Le "téléapprentissage" apparaît comme une
nouvelle réalité qui dépasse la métaphore, la
virtualité et l'éphémérité même
si, pour l'heure, les mots pour le dire ne sont pas profondément
ancrés dans notre expérience académique. Quand un nouveau
champ se développe, on emprunte souvent des termes et des concepts
qui proviennent de domaines antérieurs plus connus, c'est ce qu'on
appelle une métaphore. Ainsi en informatique, le "menu",
d'abord emprunté au monde de la restauration, s'est imposé
comme caractéristique de l'interface que tous les usagers connaissent
maintenant. Le sens du terme est resté le même mais l'usage
interactif du menu s'est développé d'une manière propre
à l'informatique. Ce genre de glissement ne convient pas au
"téléapprentissage".
Le "téléapprentissage" est plus qu'un calque aussi.
Le dernier siècle et demi a vu poindre une quantité d'inventions
relatives à l'électricité et à la communication.
En elles-mêmes, ces technologies apportent à notre monde une
culture nouvelle. Au plan terminologique, elles ont presque toutes
emprunté
le préfixe "télé" dans le sens de distance
ou d'éloignement entre la source et la réception comme le
schéma de communication de Shannon et les autres qui le complètent
le laissent bien voir. Tout le monde connaît le télégraphe,
le téléphone, le télégraphe sans fil ou radio,
la télévision et probablement la télématique.
Avec le même préfixe on a formé des termes comme
téléuniversité
et téléapprentissage. Et le bal est parti. C'est la danse
des télés où le téléapprentissage ne
se sent pas invité au même titre que les autres.
Gare aux préfixes car ils se reproduisent plus vite que les lapins.
Expliquons cette prolifération par un exemple issu d'un champ proche
des réseaux. En 1966, Theodor Nelson a forgé le terme
"hypertexte"
pour désigner les textes lus à l'ordinateur de manière
non-séquentielle. Or, on parle maintenant des hyperchemins pour naviguer
dans l'hyperespace où l'on devient facilement hyperperdu.
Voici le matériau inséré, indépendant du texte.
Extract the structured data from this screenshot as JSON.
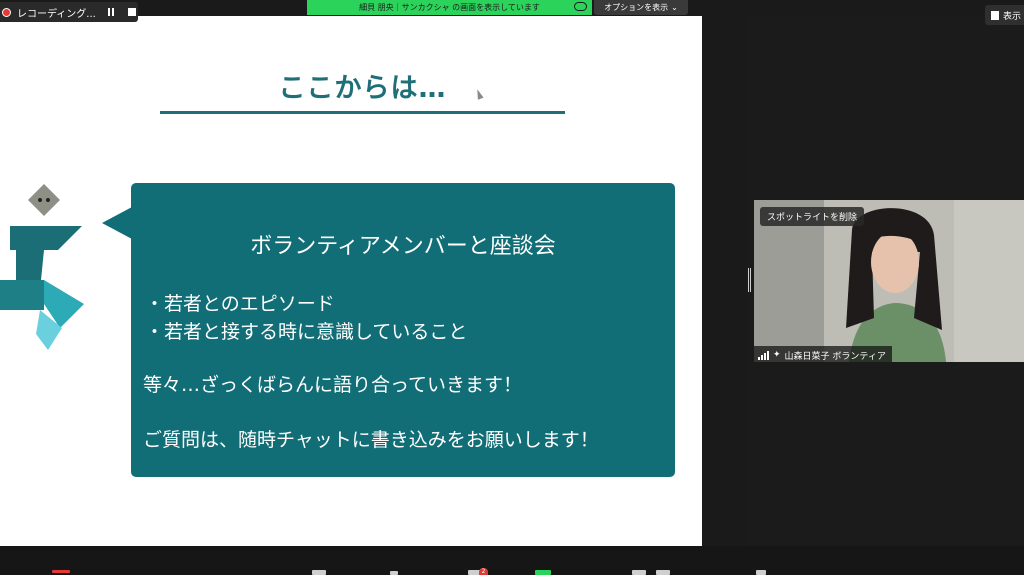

Tout ce
lexique se termine par un sourire engendré par un abus de
préfixes.
Il faut en déduire que le téléapprentissage qui se
situerait uniquement dans la ligne des inventions "télé"
serait un peu mal servi par le terme. Le modèle de communication
à la Shannon ne convient surtout pas en éducation. En effet,
il ne suffit pas pour enseigner, et encore moins pour apprendre, qu'une
information soit versée par une source dans un canal et reçue
par un récepteur-apprenant. L'informaticien et l'ingénieur
ont terminé leur travail lorsque l'information est ainsi promenée,
emmagasinée, retrouvée sur le merveilleux Internet mais le
travail de l'éducateur ne fait alors que commencer. Il faut
sûrement
refuser un téléapprentissage qui se comprendrait uniquement
dans le sens de médias ou de moyens. Nous négligerions alors
l'essentiel, la visée éducative proprement humaine.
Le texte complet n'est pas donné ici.